1) Entro no debate travado pela oposição de esquerda a Bolsonaro acerca da constituição de uma frente de esquerda ou de uma frente democrática ampla fazendo uma ponderação sintetizada por uma única palavra: depende.
2) Penso que sejam, na verdade, movimentos não excludentes entre si, como bem definiu Fernando Haddad, em resposta a um artigo assinado por João Filho, no The Intercept, no qual o partido fora acusado de “se recusar a dar as mãos na hora de defender o país.” Twittou o ex-candidato a presidente da República: “O PT dá a mão a progressistas na defesa dos direitos sociais, ambientais e trabalhistas e dá mão a democratas na defesa de direitos civis e políticos.”
3) Quando insiste em atacar um inocente preso, desconsiderar todos os crimes da Lava Jato e descartar a adoção da bandeira política “Lula Livre”, Ciro Gomes dá mais uma demonstração de que aderiu ao antipetismo mais rasteiro. Por isso, a frente preconizada por ele é aquela hegemonizada pela direita liberal. Chega a ser cômico e patético o esforço de Ciro para posar como militante da esquerda.
4) O PT tem o direito, e até o dever, de não se submeter a vetos e censuras relacionados à luta pela libertação do ex-presidente Lula, corretamente considerada como central pelo partido para o resgate da democracia. Isso quer dizer que o PT não participará de ações políticas que contem com a adesão da oposição de centro e de direita a Bolsonaro? Claro que não. Como lembra o jornalista Breno Altman em vídeo recente, a caravana de deputados ao Supremo para barrar a transferência de Lula para um presídio paulista é um bom exemplo de unidade pontual com conservadores que não rezam na cartilha ideológica do bolsonarismo.
5) A discussão sobre a formação de frentes fica capenga se não avançar para a demarcação dos objetivos dessas frentes. Frente para impedir a destruição do país pelo bolsonarismo, com a liquidação de todas as conquistas civilizatórias das últimas décadas, é uma coisa. Mas, quando implica alianças político-eleitorais para a disputa do poder, é outra.
6) Explico: parte considerável dos partidos e quadros da direita liberal que hoje demonstra desconforto com Bolsonaro apoiou o golpe contra a presidenta Dilma, bem como a perseguição e a prisão ilegal de Lula. Além disso, fecha integralmente com a agenda econômica ultraneoliberal de Bolsonaro, cujos pilares fundamentais são a eliminação dos direitos trabalhistas e sociais do povo e a entrega de todo o patrimônio da nação brasileira. Frentes programáticas e orgânicas para disputar eleições, portanto, com essas forças seria um tiro no pé da esquerda. Ressalve-se, porém, que não devem ser rechaçados os arrependidos nem personalidades dissidentes deste segmento que aceitem se submeter a um programa popular e democrático para o Brasil.

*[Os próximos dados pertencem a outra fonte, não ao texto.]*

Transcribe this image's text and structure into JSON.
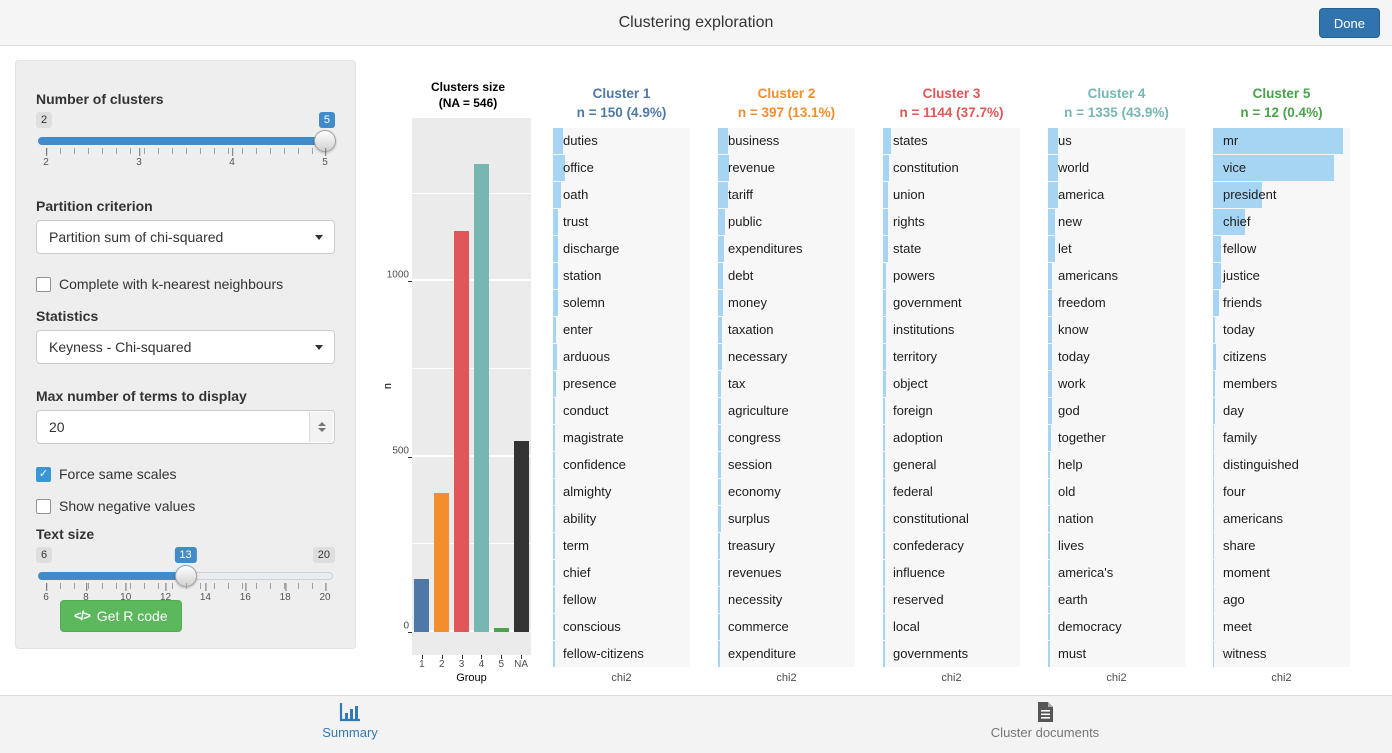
{
  "header": {
    "title": "Clustering exploration",
    "done_label": "Done"
  },
  "sidebar": {
    "number_of_clusters": {
      "label": "Number of clusters",
      "min_label": "2",
      "value_label": "5",
      "value_pct": 100,
      "ticks": [
        "2",
        "3",
        "4",
        "5"
      ]
    },
    "partition_criterion": {
      "label": "Partition criterion",
      "selected": "Partition sum of chi-squared"
    },
    "knn_checkbox": {
      "label": "Complete with k-nearest neighbours",
      "checked": false
    },
    "statistics": {
      "label": "Statistics",
      "selected": "Keyness - Chi-squared"
    },
    "max_terms": {
      "label": "Max number of terms to display",
      "value": "20"
    },
    "force_same_scales": {
      "label": "Force same scales",
      "checked": true
    },
    "show_negative": {
      "label": "Show negative values",
      "checked": false
    },
    "text_size": {
      "label": "Text size",
      "min_label": "6",
      "max_label": "20",
      "value_label": "13",
      "value_pct": 50,
      "ticks": [
        "6",
        "8",
        "10",
        "12",
        "14",
        "16",
        "18",
        "20"
      ]
    },
    "get_r_code_label": "Get R code"
  },
  "chart_data": [
    {
      "type": "bar",
      "title": "Clusters size",
      "subtitle": "(NA = 546)",
      "categories": [
        "1",
        "2",
        "3",
        "4",
        "5",
        "NA"
      ],
      "values": [
        150,
        397,
        1144,
        1335,
        12,
        546
      ],
      "bar_colors": [
        "#4E79A7",
        "#F28E2B",
        "#E15759",
        "#76B7B2",
        "#4AA34A",
        "#333333"
      ],
      "xlabel": "Group",
      "ylabel": "n",
      "yticks": [
        0,
        500,
        1000
      ],
      "minor_gridlines": [
        250,
        750,
        1250
      ],
      "ylim": [
        0,
        1400
      ],
      "grid": true,
      "panel_background": "#EBEBEB"
    },
    {
      "type": "bar",
      "orientation": "horizontal",
      "title": "Cluster 1",
      "subtitle": "n = 150 (4.9%)",
      "color": "#4E79A7",
      "xlabel": "chi2",
      "bar_color": "#A5D5F3",
      "values_unit": "percent of shared chi2 axis (numeric axis labels not shown)",
      "categories": [
        "duties",
        "office",
        "oath",
        "trust",
        "discharge",
        "station",
        "solemn",
        "enter",
        "arduous",
        "presence",
        "conduct",
        "magistrate",
        "confidence",
        "almighty",
        "ability",
        "term",
        "chief",
        "fellow",
        "conscious",
        "fellow-citizens"
      ],
      "values": [
        7.5,
        8.5,
        5.5,
        3.5,
        4.0,
        3.5,
        3.5,
        2.2,
        2.8,
        2.0,
        1.8,
        1.8,
        1.8,
        1.6,
        1.6,
        1.4,
        1.4,
        1.3,
        1.3,
        1.3
      ]
    },
    {
      "type": "bar",
      "orientation": "horizontal",
      "title": "Cluster 2",
      "subtitle": "n = 397 (13.1%)",
      "color": "#F28E2B",
      "xlabel": "chi2",
      "bar_color": "#A5D5F3",
      "values_unit": "percent of shared chi2 axis (numeric axis labels not shown)",
      "categories": [
        "business",
        "revenue",
        "tariff",
        "public",
        "expenditures",
        "debt",
        "money",
        "taxation",
        "necessary",
        "tax",
        "agriculture",
        "congress",
        "session",
        "economy",
        "surplus",
        "treasury",
        "revenues",
        "necessity",
        "commerce",
        "expenditure"
      ],
      "values": [
        7.5,
        8.0,
        7.0,
        5.0,
        4.2,
        4.0,
        3.5,
        2.6,
        2.6,
        2.3,
        2.1,
        2.1,
        2.1,
        1.9,
        1.9,
        1.7,
        1.7,
        1.6,
        1.6,
        1.4
      ]
    },
    {
      "type": "bar",
      "orientation": "horizontal",
      "title": "Cluster 3",
      "subtitle": "n = 1144 (37.7%)",
      "color": "#E15759",
      "xlabel": "chi2",
      "bar_color": "#A5D5F3",
      "values_unit": "percent of shared chi2 axis (numeric axis labels not shown)",
      "categories": [
        "states",
        "constitution",
        "union",
        "rights",
        "state",
        "powers",
        "government",
        "institutions",
        "territory",
        "object",
        "foreign",
        "adoption",
        "general",
        "federal",
        "constitutional",
        "confederacy",
        "influence",
        "reserved",
        "local",
        "governments"
      ],
      "values": [
        6.0,
        4.5,
        4.0,
        3.6,
        3.6,
        2.3,
        2.3,
        2.0,
        1.9,
        1.9,
        1.3,
        1.3,
        1.3,
        1.1,
        1.2,
        1.2,
        1.1,
        1.1,
        1.1,
        1.2
      ]
    },
    {
      "type": "bar",
      "orientation": "horizontal",
      "title": "Cluster 4",
      "subtitle": "n = 1335 (43.9%)",
      "color": "#76B7B2",
      "xlabel": "chi2",
      "bar_color": "#A5D5F3",
      "values_unit": "percent of shared chi2 axis (numeric axis labels not shown)",
      "categories": [
        "us",
        "world",
        "america",
        "new",
        "let",
        "americans",
        "freedom",
        "know",
        "today",
        "work",
        "god",
        "together",
        "help",
        "old",
        "nation",
        "lives",
        "america's",
        "earth",
        "democracy",
        "must"
      ],
      "values": [
        7.5,
        7.5,
        7.5,
        5.0,
        5.0,
        3.1,
        3.1,
        2.9,
        2.9,
        2.6,
        2.6,
        2.3,
        1.6,
        1.6,
        1.6,
        1.4,
        1.4,
        1.4,
        1.6,
        1.1
      ]
    },
    {
      "type": "bar",
      "orientation": "horizontal",
      "title": "Cluster 5",
      "subtitle": "n = 12 (0.4%)",
      "color": "#4AA34A",
      "xlabel": "chi2",
      "bar_color": "#A5D5F3",
      "values_unit": "percent of shared chi2 axis (numeric axis labels not shown)",
      "categories": [
        "mr",
        "vice",
        "president",
        "chief",
        "fellow",
        "justice",
        "friends",
        "today",
        "citizens",
        "members",
        "day",
        "family",
        "distinguished",
        "four",
        "americans",
        "share",
        "moment",
        "ago",
        "meet",
        "witness"
      ],
      "values": [
        95,
        88,
        36,
        23,
        5.5,
        5.5,
        4.5,
        1.8,
        2.2,
        1.8,
        1.2,
        0.6,
        0.5,
        0.4,
        0.4,
        0.3,
        0.3,
        0.3,
        0.2,
        0.2
      ]
    }
  ],
  "footer": {
    "tabs": [
      {
        "label": "Summary",
        "active": true
      },
      {
        "label": "Cluster documents",
        "active": false
      }
    ]
  }
}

7) Mas a direita republicana pode ser perfeitamente parceira na luta contra a volta da censura e em defesa da ciência, da cultura, do conhecimento e para enfrentar as ameaças totalitárias, a intolerância e o ódio disseminados pelo bolsonarismo. São aliados potenciais ainda para frear as agressões ao fiapo de estado de direito que ainda nos resta e afastar o quanto antes a onda obscurantista que assola o país.
8) Se por um lado é preciso evitar que eventuais posturas hegemônicas do PT corroam a política de formação de frentes de esquerda ou democrática, por outro, também é inegável que a exclusão sectária do PT em nada contribuiria para o enfrentamento do inimigo a ser batido. Nasceria morta uma frente sem o maior partido de esquerda do país, dono de um respeitável capital político social e eleitoral.